Schedule was overly aggressive and not realistic → approve and revise the underlying Schedule. Don't keep approving the same kind of miss week after week — fix the root cause.
Compliance-sensitive Checklist (safety, regulatory) → reschedule, with comment documenting urgency. Approving regulatory misses without rescheduling creates audit risk.
Intentional skip (planned maintenance, special event replaces the routine) → approve. Note the reason clearly so future reviewers understand the precedent.
Worked examples
Example 1: Power outage misses morning inspections
Scenario: A regional power outage closes the park before opening. Five rides have missed pre-opening inspection slots.

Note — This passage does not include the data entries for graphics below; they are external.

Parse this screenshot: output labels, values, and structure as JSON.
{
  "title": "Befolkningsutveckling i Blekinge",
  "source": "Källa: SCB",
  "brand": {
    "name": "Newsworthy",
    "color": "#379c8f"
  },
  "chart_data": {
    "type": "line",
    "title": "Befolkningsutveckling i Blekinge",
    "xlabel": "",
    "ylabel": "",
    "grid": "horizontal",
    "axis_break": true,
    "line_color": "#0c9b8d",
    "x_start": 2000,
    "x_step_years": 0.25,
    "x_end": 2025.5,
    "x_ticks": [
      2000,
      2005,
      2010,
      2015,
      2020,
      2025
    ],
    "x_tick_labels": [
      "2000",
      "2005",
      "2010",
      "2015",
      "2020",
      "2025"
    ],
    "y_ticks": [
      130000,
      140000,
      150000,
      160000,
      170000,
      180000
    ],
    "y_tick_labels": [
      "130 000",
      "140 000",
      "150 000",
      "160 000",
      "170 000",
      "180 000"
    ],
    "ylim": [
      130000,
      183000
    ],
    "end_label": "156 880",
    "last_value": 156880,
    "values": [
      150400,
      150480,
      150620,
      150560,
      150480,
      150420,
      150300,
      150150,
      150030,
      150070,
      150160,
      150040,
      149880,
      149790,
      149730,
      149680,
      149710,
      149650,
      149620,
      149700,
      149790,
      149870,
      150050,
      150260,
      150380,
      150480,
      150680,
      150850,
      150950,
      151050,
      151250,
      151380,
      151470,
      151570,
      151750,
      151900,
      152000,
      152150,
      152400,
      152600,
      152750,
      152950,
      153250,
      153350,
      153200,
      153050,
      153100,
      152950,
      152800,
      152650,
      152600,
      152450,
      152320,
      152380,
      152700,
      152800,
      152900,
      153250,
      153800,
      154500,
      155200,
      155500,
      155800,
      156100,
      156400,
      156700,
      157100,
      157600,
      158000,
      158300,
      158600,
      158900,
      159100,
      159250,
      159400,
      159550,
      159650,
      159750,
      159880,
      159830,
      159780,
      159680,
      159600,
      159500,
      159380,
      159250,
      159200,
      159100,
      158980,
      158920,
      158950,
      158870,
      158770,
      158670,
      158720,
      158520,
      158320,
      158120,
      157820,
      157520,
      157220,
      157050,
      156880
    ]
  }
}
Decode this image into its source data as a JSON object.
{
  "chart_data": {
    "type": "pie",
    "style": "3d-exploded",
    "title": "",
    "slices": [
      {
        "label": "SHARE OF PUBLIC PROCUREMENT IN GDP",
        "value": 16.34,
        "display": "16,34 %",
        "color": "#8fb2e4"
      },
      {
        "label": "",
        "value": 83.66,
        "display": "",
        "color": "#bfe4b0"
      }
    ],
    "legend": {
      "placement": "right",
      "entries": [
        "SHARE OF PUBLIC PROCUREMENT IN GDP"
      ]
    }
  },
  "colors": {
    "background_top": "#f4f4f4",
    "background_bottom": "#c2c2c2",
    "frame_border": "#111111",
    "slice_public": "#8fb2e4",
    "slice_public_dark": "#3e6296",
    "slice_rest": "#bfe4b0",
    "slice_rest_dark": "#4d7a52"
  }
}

Setup: Operations Manager opens Missing results, ticks the five Slots, clicks Approve missing. Comment: "Park did not open due to regional power outage; pre-opening inspections not required."
Result: All five marked approved with a clean audit trail. No rescheduling needed — the rides won't operate that day.
Example 2: Operator out sick, safety check still required
Scenario: A 10am safety check on a critical ride is missed because the assigned operator went home sick. The ride is still operating; the check still needs to happen.
Setup: Supervisor opens Missing results, ticks the missed Slot, clicks Reschedule. Sets new time to 11:30am, scoped to a different qualified operator. Comment: "Original assignee out sick; rescheduled to next-available qualified operator."
Result: Original missed Result remains in the reporting trail. New Ad Hoc Slot generated and assigned. Compliance is preserved.
Anti-patterns to avoid
Watch out for these patterns, which quietly degrade the audit trail:
Bulk approving without comments — a "blank approval" tells future you and any auditor nothing about why the miss was OK. Always include a comment, even a brief one.
Approving the same kind of miss repeatedly — if a Schedule produces missed Results week after week and you keep approving them, the Schedule is wrong. Fix the underlying Schedule rather than rubber-stamping misses.
Rescheduling without checking who's qualified — rescheduled Slots inherit assignment requirements (Certifications, Roles). Setting an unrealistic new time or scope just creates a second missed Result.
Approving regulatory or safety-critical misses without clear justification — these are the records auditors look at first. Approving with a generic comment ("OK") is a risk indicator. Be specific or reschedule.
See also
Schedule criticality and Location operational status — for the related concept of how missed Results on critical Schedules affect a Location's operational state.
Ad Hoc Slots — setup and behavior — for the Slot type that rescheduling creates.
Setting up Roles — for the Approve missing permission and Reviewer Role configuration.
Calendar schedules — setup and behavior — for how missed slots are produced.
Frequently asked questions
Q: Can I undo an approval?
A: Approvals create audit-trail entries that can't be silently undone. Contact your Super User or support@mobaro.com if a correction is needed — the action will be logged.
Q: Does the original missed Result disappear after rescheduling?
A: No. The original missed Result stays in the audit trail and continues to count against compliance metrics for that period. The rescheduled Ad Hoc Slot is additive, not a replacement.
Q: Can a rescheduled Slot itself be missed?
A: Yes. Ad Hoc Slots have their own deviation window. If the rescheduled Slot is missed, it goes through the same approve/reschedule flow as any other missed Result.
Q: Who can see approval comments?
A: Anyone with access to the Result. Comments are part of the audit trail — they're meant to be read.
Q: Can I approve missed Results in bulk?
A: Yes — tick multiple in the Missing results list and approve them together. The comment applies to the batch. Useful for a single common cause (weather closure, planned closure) but be careful not to lose specificity when the misses have different reasons.